Zé’s silence seemed to take up all the space in the room. I pulled on a pair of socks. Igz was settling into her last hiccupy cries, curled into his shoulder.

“Where’s your cane?” I asked.

“This is your dream job. That’s what you told me.”

“The key word there is dream.”

“Lou loves you. She’s so excited for you to work together. And you’re wonderful at what you do; you’d be a huge asset. It’s something you’re interested in and excited about.”

“This is nice. Twist the knife a little more, would you?”

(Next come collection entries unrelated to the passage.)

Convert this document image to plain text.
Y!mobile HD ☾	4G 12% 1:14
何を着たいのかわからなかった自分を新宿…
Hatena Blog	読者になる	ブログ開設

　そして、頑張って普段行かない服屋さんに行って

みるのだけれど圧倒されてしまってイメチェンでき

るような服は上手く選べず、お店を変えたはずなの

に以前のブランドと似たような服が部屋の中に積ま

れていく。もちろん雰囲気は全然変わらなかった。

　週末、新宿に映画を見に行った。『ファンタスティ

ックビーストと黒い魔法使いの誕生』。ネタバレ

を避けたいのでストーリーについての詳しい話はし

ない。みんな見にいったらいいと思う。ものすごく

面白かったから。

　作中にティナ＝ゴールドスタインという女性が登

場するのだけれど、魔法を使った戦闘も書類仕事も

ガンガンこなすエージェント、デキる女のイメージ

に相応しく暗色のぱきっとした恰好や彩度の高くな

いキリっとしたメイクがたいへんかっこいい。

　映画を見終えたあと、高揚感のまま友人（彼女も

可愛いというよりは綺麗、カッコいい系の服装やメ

“I know you’re hurting right now, and I know you’re scared and worried about your brother and your mom, but I think you need someone to tell you that you don’t have to go running off to Oakland today. Chuy has been fine on his own for weeks. He’ll be fine for another day. You can get him tomorrow.”

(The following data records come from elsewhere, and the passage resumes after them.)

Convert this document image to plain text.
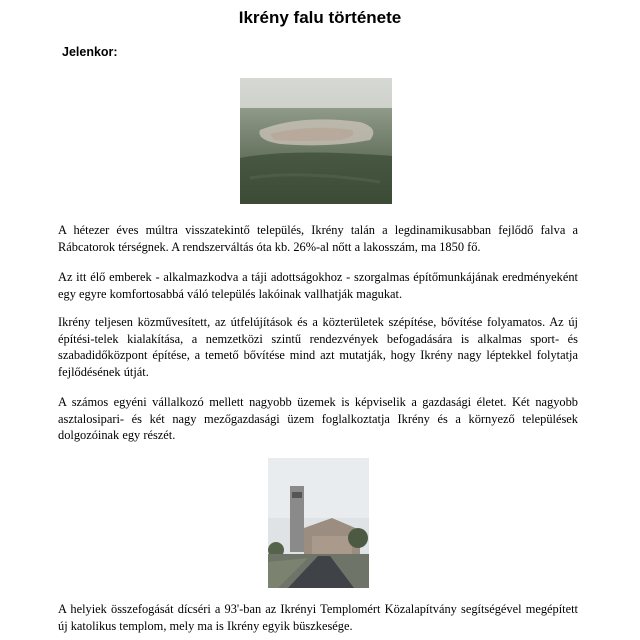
Ikrény falu története
Jelenkor:

A hétezer éves múltra visszatekintő település, Ikrény talán a legdinamikusabban fejlődő falva a Rábcatorok térségnek. A rendszerváltás óta kb. 26%-al nőtt a lakosszám, ma 1850 fő.

Az itt élő emberek - alkalmazkodva a táji adottságokhoz - szorgalmas építőmunkájának eredményeként egy egyre komfortosabbá váló település lakóinak vallhatják magukat.

Ikrény teljesen közművesített, az útfelújítások és a közterületek szépítése, bővítése folyamatos. Az új építési-telek kialakítása, a nemzetközi szintű rendezvények befogadására is alkalmas sport- és szabadidőközpont építése, a temető bővítése mind azt mutatják, hogy Ikrény nagy léptekkel folytatja fejlődésének útját.

A számos egyéni vállalkozó mellett nagyobb üzemek is képviselik a gazdasági életet. Két nagyobb asztalosipari- és két nagy mezőgazdasági üzem foglalkoztatja Ikrény és a környező települések dolgozóinak egy részét.

A helyiek összefogását dícséri a 93'-ban az Ikrényi Templomért Közalapítvány segítségével megépített új katolikus templom, mely ma is Ikrény egyik büszkesége.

“I can’t, actually. You heard my mom. She’ll drive up there herself. Try to, I mean.” I looked around. Keys, wallet. But my phone. “Where’s my phone?”

“So, let her.”

“You don’t understand.”

“I do, actually.” He adjusted Igz on his shoulder. His voice was soft and low, and he stroked her back. I knew how that felt, those broad hands moving slowly, calmingly. “Every time your mom has an emergency, she calls you. And you fix it for her. Because you’re a good son. You’re a good man.”

“She’ll fall apart halfway there. Less than half.”

“So, let her,” he said again. “She won’t die from it.”

I laughed, but I’ve always had a dark sense of humor. I’d been fourteen when they had to pump her stomach. She’d been fine, but I remembered the doctor sitting me down, this stern-faced old white guy with a cap of iron-gray hair. His hand heavy on my shoulder. You saved her life , he said. If you hadn’t been there …

“Zé, I appreciate the pep talk, but you don’t know what you’re talking about.”

“You deserve to live your own life, Fernando. This isn’t an emergency. Nobody’s in danger.”

“Chuy—”

“Chuy can come down on a bus. You can book him a flight. You’ve worked so hard to be where you are, Fernando. You’ve given so much up for everyone else. You deserve to be happy. Please don’t throw this opportunity away.”

“You know what will happen if I try to put him on a bus? He’ll get to the station, and he’ll score. Or he’ll score in the Uber on the way to the station. He’ll never get on the bus. Or if he does, he’ll score on the bus, and he’ll get off somewhere between here and there, and I won’t find him again for six months. He’s an addict.”

“You want to know something about people with substance abuse disorders?” Zé asked, and his voice was shaky, and his eyes looked liquid. “You can’t fix them, Fernando. No matter how much you love them. No matter how hard you try. You can’t control them. You can’t make them be who you want. You can’t. And I know you love him, and I know you want to save him, but you can’t.”

Mom had stopped crying. Igz was no longer fussing. I put my finger to my ear; it felt like when the pressure changed, like I needed to pop it.

“I’m sorry,” Zé said, “but someone needed to tell you that.”

I found my phone in the kitchen and left.